Jasprit Bumrah credits Mumbai Indians skipper Rohit Sharma for Shaun Marsh wicket
Jasprit Bumrah credits his Mumbai Indians skipper for suggesting a slow yorker to Shaun Marsh, one of his six victims in Australia's first innings; ends up with career-best 6-33 at Melbourne Cricket Ground
Rohit Sharma proposed, Jasprit Bumrah disposed, Shaun Marsh departed. This small passage of play was the highlight of a dramatic third day of the third Australia-India Test at the Melbourne Cricket Ground here yesterday.
Australia had limped to 89 for three in response to India's 443 for seven declared with the last delivery to lunch imminent. The ball was already 32.5 overs old and a little on the softer side, the pitch had lost its pace and offered no joy to the bowlers. "Nothing much was happening. So, last ball before lunch, Rohit was there at mid-off and he told me, 'you can try a slow ball like you bowl in one-day cricket'," Bumrah said, crediting his Mumbai Indians skipper for the wicket, late-dipping slower yorker that pinged the older of the Marsh brothers plumb in front.
Giving it a try
"I thought yeah, I could give it a go. Nothing was really happening and maybe a slower ball there, some of their guys play with hard hands… I wanted to try that, the execution was good on the day, and I was really happy."

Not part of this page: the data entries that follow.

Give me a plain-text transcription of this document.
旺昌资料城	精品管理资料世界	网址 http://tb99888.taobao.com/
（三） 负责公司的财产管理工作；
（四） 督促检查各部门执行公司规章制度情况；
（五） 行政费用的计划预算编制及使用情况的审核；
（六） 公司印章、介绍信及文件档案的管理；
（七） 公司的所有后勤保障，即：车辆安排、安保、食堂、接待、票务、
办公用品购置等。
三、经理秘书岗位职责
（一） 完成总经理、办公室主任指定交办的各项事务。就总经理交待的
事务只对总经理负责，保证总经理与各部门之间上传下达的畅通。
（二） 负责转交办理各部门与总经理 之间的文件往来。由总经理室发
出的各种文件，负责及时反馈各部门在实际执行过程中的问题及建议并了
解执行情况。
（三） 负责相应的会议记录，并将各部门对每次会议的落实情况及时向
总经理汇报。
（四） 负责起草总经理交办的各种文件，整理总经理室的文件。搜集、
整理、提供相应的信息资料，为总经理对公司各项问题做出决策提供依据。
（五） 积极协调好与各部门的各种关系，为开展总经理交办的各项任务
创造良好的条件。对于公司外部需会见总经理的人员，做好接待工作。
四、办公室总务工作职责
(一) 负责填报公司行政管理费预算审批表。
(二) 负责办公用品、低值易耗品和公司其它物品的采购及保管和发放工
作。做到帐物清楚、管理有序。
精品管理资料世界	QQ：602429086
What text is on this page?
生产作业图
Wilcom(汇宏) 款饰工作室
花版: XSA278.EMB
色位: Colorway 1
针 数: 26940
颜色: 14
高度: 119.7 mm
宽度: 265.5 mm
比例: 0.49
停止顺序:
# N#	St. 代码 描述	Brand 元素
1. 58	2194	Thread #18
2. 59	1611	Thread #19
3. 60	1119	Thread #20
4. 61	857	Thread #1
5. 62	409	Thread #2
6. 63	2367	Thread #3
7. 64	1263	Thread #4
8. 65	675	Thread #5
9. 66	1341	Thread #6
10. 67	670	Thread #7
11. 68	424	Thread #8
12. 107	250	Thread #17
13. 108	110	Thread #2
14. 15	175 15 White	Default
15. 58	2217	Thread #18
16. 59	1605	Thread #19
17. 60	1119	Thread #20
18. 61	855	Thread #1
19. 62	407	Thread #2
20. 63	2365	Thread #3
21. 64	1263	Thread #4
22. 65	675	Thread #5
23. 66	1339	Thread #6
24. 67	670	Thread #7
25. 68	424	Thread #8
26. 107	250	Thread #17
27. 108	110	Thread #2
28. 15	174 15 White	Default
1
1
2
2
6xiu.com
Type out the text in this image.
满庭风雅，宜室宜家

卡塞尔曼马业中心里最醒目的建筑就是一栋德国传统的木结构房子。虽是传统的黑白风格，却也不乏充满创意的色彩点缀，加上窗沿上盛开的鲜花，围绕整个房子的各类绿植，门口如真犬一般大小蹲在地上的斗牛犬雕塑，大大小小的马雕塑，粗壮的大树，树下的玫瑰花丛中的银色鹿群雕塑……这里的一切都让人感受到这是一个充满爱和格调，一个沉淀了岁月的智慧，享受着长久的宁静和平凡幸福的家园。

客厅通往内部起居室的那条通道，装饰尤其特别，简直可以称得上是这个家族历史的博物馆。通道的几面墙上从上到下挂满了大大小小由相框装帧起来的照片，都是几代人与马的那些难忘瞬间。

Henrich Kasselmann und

Marsh was one of Bumrah's six victims as he finished with Test-best numbers of six for 33, his third five-wicket haul this year on the back of similar efforts in Johannesburg and Nottingham. India were 54-5 at stumps, taking a 346-run lead.
Having made his debut at the start of the year in Cape Town, Bumrah's tally now stands at 45 wickets for the year, the fourth most by a bowler in his first year in Test cricket. At some stage on Saturday, he will get the chance to add to that already impressive statistic.
'Self-belief is key'
"I am not surprised," he smiled. "If I don't believe in myself, who else will? I just try to back myself in any situation. Yes, the start has been good and I have played in England, South Africa and here. Three different kinds of conditions, but I have not played a Test in India. But whenever you go to different countries, you have new learnings and experiences," he said.
Bumrah's haul was dotted by craft and cunning, and the increasing adroitness with which he set batsmen up. He also got the ball to reverse at great pace, which explained the fullness of length he employed on a deteriorating surface. "We play on similar wickets back home and the ball reverses, so you try to make the most of it," he explained. "We were trying to use our experience in first-class cricket, where we have bowled with reverse-swinging balls. That was the plan."